Di tengah kelangsungan program pengembangan jet tempur F-35 yang kerap tersandung masalah biaya dan keraguan pada kelangsungan pengerahan F-22 yang dinilai amat mahal, potensi ancaman dari negara-negara berpengaruh seperti China praktis memang menjadi hal yang sangat sensitif. Sementara kekuatan ekonomi negeri terus tumbuh dan melebar ke seantero dunia, sebagai negara yang paling digdaya, AS, mau tak mau memang harus berhitung.
Daily Tech, sebuah situs internet yang banyak mengulas topik kedirgantaraan di AS, kini menjadi salah satu wadah curah pendapat dan komentar di seputar kemunculan J-20. Roy Kahn, seorang warga AS, misalnya, mengirim komentar yang cukup menarik, khususnya menyangkut kegamangan AB AS dalam menanggapi pesawat tersebut. Ia mengatakan, kini pemerintah AS mestinya tengah bingung memikirkan bagaimana cara untuk mengimbangi kekuatan baru tersebut.
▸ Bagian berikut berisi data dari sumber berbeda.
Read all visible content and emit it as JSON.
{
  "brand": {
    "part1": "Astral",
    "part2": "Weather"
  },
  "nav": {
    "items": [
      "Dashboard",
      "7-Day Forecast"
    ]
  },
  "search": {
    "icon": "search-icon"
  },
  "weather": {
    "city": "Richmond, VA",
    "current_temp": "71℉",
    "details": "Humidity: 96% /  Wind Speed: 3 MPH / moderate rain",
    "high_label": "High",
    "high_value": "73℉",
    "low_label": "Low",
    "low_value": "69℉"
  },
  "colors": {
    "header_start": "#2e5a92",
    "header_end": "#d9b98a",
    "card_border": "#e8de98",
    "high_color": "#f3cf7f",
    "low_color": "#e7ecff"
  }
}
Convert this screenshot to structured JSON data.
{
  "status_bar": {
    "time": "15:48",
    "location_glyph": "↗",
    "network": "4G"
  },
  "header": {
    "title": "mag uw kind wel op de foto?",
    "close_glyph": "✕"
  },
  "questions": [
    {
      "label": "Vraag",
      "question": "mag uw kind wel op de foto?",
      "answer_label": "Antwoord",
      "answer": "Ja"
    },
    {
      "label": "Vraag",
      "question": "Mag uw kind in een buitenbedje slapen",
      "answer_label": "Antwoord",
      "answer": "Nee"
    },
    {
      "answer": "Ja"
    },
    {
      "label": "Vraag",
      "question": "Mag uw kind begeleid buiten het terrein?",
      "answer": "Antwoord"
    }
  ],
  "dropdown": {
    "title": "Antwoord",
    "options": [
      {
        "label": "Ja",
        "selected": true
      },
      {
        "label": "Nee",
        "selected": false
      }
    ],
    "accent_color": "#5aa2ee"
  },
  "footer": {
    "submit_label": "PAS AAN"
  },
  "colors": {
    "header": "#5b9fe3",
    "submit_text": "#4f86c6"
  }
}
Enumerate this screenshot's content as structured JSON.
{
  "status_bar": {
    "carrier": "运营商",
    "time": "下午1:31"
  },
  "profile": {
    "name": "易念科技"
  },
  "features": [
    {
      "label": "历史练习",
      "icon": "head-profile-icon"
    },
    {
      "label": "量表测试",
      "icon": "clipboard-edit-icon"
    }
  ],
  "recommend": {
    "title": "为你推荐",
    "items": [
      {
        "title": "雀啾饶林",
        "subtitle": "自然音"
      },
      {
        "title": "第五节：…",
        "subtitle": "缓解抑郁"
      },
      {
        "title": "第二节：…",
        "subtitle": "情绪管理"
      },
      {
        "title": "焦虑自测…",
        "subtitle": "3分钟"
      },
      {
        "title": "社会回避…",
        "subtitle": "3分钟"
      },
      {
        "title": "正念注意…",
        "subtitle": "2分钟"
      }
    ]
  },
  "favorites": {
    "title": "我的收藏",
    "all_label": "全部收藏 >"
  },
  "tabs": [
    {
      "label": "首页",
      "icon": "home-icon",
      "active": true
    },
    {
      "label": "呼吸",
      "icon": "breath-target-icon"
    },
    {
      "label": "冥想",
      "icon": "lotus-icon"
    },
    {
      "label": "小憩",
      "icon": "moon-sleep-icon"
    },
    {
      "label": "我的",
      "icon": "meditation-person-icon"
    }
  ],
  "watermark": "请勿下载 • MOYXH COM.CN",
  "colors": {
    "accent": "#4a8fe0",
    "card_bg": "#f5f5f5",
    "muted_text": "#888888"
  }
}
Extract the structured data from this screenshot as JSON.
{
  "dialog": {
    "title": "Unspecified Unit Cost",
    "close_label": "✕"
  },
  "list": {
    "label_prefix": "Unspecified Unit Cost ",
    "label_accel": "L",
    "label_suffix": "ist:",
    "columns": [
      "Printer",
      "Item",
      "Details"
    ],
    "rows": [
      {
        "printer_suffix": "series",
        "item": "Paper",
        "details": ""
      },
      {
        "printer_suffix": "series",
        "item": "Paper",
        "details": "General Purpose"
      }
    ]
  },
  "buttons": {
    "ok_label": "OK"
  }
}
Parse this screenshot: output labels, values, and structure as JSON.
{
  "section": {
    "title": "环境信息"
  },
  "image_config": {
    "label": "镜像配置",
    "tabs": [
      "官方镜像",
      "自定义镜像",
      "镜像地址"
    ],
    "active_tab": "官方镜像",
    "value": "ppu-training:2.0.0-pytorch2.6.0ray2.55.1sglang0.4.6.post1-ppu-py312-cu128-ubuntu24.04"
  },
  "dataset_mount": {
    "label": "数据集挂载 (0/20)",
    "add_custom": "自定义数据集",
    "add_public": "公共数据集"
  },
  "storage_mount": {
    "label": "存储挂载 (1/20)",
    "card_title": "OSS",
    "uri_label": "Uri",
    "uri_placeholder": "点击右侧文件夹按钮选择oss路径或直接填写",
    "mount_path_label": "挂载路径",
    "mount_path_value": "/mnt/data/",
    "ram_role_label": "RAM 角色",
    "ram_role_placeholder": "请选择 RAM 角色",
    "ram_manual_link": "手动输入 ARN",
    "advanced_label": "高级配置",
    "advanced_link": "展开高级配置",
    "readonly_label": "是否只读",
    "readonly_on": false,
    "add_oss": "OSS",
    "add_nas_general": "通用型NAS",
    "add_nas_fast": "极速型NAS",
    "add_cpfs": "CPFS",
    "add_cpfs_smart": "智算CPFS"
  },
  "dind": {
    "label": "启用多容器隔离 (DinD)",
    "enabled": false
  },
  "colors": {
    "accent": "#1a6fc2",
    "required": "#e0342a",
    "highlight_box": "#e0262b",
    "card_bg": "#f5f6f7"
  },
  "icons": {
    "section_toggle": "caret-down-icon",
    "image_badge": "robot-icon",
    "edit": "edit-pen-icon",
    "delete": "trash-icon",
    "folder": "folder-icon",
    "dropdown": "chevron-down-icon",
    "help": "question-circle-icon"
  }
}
Sebab, bagaimana pun, kemunculan senjata baru di China dikhawatirkan bisa menciptakan instabilitas di wilayah sekitarnya yang menjadi kepentingan AS.
Dari silang pendapat dan hujan komentar, alhasil muncullah faktor Taiwan yang selama ini memang selalu jadi "incaran" China. Benarkah J-20 disiapkan untuk menghadapi Taiwan? (Simak lebih lebih lengkap dalam Angkasa edisi September 2012).
J-20 & Kompetitor
Pembuatan J-20 Mighty Dragon (Naga Hebat) boleh saja masih jauh dari kelar. Pun, petinggi AB AS dan Rusia boleh saja mengenyampingkan teknologi stealth yang dikatakan tidak sempurna. Mereka melihat pemakaian canard, cerobong pembuangan gas mesin dan canard, misalnya, yang dinyatakan justru menurunkan kadar kesilumannya. Tetapi, diakui atau tidak, aura deterent Sang Naga telah terlanjur menyebar ke mana-mana. Kalau tidak, mengapa misalnya bagan perbandingan di bawah ini dibuat.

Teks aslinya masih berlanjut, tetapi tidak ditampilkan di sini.